Fig. S2. Processing for Wound Extraction. (A) Sample original image. (B) Locally blurred original image. Similar to the procedure for cell density measurements, we want to subtract out the effects of lighting inconsistency across the field of view. However, unlike in the density measurements, the distribution of image features is not approximately uniform (the wound edges are real features that we do not want to blur away), so we use a smaller structuring element for blurring this time (a 10 pixel rather than 40 pixel disk). (C) Background corrected image from subtracting the blurred image from the original. (D) Binary image after thresholding. A threshold value is chosen which does a good job of separating cells from the wound gap. The method is very robust, typically a wide range of threshold values works well, and a value chosen for one image in an experiment works for all images acquired in that experiment. (E) Binary image after further processing. The main step after panel D is the morphological operation of ‘opening’, which erodes, then dilates islands of foreground pixels in a binary image. The net result is removal of any small white areas while leaving large white areas essentially unchanged. After this step, any remaining holes (black pixels completely surrounded by white pixels, or vice versa) are removed, yielding a single large white area (the wound gap) and two large black areas (the two sides of the monolayer). (F) Extracted wound edge. The boundaries identified in E are overlaid in red on the original image. The quality of edge identification over an entire experiment can be evaluated in Movie S3.
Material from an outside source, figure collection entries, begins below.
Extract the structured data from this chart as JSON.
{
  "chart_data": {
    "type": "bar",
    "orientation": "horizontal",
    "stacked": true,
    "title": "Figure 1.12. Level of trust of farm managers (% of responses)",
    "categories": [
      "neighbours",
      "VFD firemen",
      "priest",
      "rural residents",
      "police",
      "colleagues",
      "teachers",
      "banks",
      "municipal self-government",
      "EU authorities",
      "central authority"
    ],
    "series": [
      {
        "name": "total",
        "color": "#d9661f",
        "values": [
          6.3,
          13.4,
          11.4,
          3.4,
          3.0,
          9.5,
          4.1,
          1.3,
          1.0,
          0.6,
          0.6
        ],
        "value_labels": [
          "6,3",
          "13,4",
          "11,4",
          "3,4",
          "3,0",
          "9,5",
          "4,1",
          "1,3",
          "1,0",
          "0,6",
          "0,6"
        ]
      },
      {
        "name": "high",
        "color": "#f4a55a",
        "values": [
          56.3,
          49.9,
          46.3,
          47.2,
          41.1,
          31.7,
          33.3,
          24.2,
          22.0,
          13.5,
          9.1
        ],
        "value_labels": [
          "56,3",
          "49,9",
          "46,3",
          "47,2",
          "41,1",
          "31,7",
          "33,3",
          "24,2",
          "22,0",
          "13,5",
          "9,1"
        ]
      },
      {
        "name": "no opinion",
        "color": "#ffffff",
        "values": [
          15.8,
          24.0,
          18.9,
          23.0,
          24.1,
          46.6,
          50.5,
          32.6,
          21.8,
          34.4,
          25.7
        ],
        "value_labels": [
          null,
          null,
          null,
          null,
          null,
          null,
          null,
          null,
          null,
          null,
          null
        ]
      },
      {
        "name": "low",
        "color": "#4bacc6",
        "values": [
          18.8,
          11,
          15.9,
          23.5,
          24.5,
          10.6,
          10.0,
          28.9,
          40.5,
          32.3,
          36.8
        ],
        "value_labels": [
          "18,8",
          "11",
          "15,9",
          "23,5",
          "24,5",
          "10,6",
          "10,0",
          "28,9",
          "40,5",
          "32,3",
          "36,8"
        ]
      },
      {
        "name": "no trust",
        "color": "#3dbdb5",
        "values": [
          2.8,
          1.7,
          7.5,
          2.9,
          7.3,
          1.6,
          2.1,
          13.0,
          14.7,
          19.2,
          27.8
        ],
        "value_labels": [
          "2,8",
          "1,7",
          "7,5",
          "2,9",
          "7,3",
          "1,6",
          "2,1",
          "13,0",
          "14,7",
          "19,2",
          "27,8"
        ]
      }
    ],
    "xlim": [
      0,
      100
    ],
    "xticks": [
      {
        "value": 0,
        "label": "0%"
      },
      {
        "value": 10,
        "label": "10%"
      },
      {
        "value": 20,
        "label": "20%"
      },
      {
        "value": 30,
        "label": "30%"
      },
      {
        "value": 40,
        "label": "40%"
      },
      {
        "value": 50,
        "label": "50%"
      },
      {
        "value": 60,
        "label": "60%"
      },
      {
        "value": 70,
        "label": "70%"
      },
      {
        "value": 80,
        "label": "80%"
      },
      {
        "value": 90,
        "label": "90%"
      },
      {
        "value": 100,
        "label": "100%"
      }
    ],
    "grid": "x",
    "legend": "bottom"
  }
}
Movie S1. L1 and simulated cell culture. Both cultures grow to confluence in roughly 4 days (∼100 hours). Note that the simulation mimics the tendency of L1 cells to grow as dispersed, rather than colony-based, cultures. Images in both movies are 30 minutes apart, played at 10 frames per second (18,000× real time). Total duration is ∼4 days (100 hours). Cell colors in simulation movies are primarily for contrast between neighboring cells. However, colors are assigned by birth order, always stretch in a spectrum from dark blue through dark red, and new cells from division are added at the red end of the spectrum, which means that the youngest cells are always the darkest red.
Movie S2. Zoomed view of culture growth. This is a zoomed view of the culture growth Movie S1 for a period after confluence has been established, but before complete cessation of division. Images are spaced by 5 minutes of simulation time, played at 15 frames per second (4500× real time). The movie duration is ∼20 hours of simulation time.
Movie S3. Effects of sensing radius and division on wound healing dynamics. Four simulations play simultaneously in this movie. In each simulation cells have a division radius of 9 um. From bottom-to-top the cells have sensing radii of 2 μm, 4 μm, 9 μm and 9 μm respectively. In the bottom three panels division is turned off. The only difference between the top two panels is that division is turned on in the upper-most panel. Note how the value of the sensing radius determines the time when the monolayer expansion transitions from collective to diffusive. Also note that cell division sustains collective expansion until closure in the case of 9/9 cells. Images in all simulations are 30 minutes apart, played back at 10 frames per second (18,000× real time). Total duration is 24 hours.
Movie S4. Side-by-side comparison of L1 and simulated wound healing. The simulation is populated with 4/4 cells operating with 80% obstacle avoidance. Note that division occurs immediately in both cases and occurs deep within the surviving monolayer. L1 cells become phase bright when they divide. Images are 30 minutes apart, played at 10 frames per second (18,000× real time). Total duration is 22.5 hours.
Movie S5. Demonstration of automated wound tracking. To quantify L1 monolayer expansion we developed tools that automatically detect the wound edge throughout time-lapse movies. The method for edge detection is outlined in Figure S3. This movie demonstrates the ability of the routine to track of the leading edge (red line) over time. Images are 1 hour apart, played at 10 frames per second (36,000× real time). Total duration is 22.5 hours.